Fully integrated physically based hydrological modeling is an essential method for increasing hydrological understanding of groundwater‐surface water (GW‐SW) interactions in peatlands and for predicting anthropogenic impacts on these unique ecosystems. Modeling studies represent peat soil in a simplistic manner, as a homogeneous layer of uniform thickness, but field measurements consistently show pronounced spatial variability in peatlands. This study evaluated uncertainty in groundwater levels and exfiltration fluxes associated with the simplified representation of the peat soil layer. For transferability of the results, impacts of selected topographical and hydrogeological conceptual models on GW‐SW exchange fluxes were simulated in a hypothetical hillslope representing a typical aquifer‐mire transect. The results showed that peat soil layer geometry defined the simulated spatial GW‐SW exchange patterns and groundwater flow paths, whereas total groundwater exfiltration flux to the hillslope and groundwater level in the peatland were only subtly altered by different conceptual peat soil geometry models.
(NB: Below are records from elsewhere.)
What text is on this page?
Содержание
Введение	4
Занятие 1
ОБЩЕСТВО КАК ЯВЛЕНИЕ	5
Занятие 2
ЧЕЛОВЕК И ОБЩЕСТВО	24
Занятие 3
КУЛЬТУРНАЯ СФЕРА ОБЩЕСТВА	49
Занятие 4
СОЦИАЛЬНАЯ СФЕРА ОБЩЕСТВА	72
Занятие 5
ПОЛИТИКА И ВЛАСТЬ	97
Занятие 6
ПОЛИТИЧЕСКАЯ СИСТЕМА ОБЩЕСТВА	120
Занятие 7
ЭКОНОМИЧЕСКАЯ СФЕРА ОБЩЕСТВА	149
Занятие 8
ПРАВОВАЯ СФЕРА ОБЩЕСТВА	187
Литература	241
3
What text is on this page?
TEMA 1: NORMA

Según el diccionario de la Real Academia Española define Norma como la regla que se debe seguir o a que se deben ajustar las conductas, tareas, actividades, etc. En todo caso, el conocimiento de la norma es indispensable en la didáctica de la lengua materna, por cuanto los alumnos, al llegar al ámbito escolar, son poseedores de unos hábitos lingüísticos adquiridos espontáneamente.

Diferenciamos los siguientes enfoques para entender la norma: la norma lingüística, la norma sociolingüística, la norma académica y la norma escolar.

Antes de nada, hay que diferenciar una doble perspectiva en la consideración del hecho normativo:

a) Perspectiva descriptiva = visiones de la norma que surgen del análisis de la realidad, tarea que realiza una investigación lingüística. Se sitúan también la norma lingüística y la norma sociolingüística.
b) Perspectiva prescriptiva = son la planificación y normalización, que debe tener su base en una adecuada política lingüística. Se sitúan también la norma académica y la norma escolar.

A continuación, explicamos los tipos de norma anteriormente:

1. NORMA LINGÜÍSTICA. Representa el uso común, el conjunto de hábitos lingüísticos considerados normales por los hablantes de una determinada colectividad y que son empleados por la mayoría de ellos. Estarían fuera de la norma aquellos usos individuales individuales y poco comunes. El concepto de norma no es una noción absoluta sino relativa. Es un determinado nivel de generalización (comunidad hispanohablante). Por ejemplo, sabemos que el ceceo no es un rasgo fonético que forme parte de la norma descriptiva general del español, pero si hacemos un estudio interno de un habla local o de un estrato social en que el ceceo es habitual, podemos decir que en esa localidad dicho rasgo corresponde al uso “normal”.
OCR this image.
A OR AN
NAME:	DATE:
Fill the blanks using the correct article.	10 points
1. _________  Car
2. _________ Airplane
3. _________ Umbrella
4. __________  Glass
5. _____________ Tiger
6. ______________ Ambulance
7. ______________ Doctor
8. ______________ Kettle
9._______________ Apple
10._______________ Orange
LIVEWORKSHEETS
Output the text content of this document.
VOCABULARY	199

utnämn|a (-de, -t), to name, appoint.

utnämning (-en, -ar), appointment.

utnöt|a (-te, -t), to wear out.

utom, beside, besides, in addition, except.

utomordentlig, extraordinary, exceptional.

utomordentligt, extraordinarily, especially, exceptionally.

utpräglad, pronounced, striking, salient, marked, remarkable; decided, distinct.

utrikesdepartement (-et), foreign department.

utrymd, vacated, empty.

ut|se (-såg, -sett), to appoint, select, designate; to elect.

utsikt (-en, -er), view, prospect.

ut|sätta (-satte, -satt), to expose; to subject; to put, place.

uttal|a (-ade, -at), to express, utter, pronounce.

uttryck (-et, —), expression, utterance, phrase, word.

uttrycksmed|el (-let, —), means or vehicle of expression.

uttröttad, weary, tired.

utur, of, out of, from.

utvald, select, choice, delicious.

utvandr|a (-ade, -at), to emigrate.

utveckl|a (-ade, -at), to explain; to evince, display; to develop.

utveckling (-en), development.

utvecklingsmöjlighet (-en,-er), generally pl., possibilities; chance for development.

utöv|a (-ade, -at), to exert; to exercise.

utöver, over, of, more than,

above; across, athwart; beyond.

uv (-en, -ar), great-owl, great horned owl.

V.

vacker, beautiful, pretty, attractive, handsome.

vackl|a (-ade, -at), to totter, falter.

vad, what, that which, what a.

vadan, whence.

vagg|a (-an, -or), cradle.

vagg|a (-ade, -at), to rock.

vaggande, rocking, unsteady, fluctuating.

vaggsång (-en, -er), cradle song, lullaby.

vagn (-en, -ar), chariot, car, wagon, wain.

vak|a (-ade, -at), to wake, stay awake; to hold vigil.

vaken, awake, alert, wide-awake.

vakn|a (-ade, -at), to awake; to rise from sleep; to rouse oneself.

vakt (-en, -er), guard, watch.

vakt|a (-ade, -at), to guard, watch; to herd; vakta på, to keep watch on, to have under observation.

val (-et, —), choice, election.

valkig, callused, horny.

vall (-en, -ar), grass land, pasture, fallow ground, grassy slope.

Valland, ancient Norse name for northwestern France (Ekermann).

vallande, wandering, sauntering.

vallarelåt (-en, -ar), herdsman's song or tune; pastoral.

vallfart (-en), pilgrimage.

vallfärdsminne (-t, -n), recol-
GW‐SW interactions were further explored using different scenarios and dimensionless parameters for peat hydraulic conductivity and hillslope‐peatland system slope. The results indicated that accurate representation of physical peat soil properties and landscape topography is important when the main objective is to model spatial GW‐SW exchange. Groundwater level in virtual peatland was not greatly affected by groundwater drawdown in an adjacent aquifer, but the magnitude and spatial distribution of GW‐SW interactions was significantly altered. This means that commonly used groundwater depth observations near peat‐mineral soil interfaces and within peatlands may not be a suitable indicator for monitoring the hydrological state of groundwater‐dependent peatland ecosystems.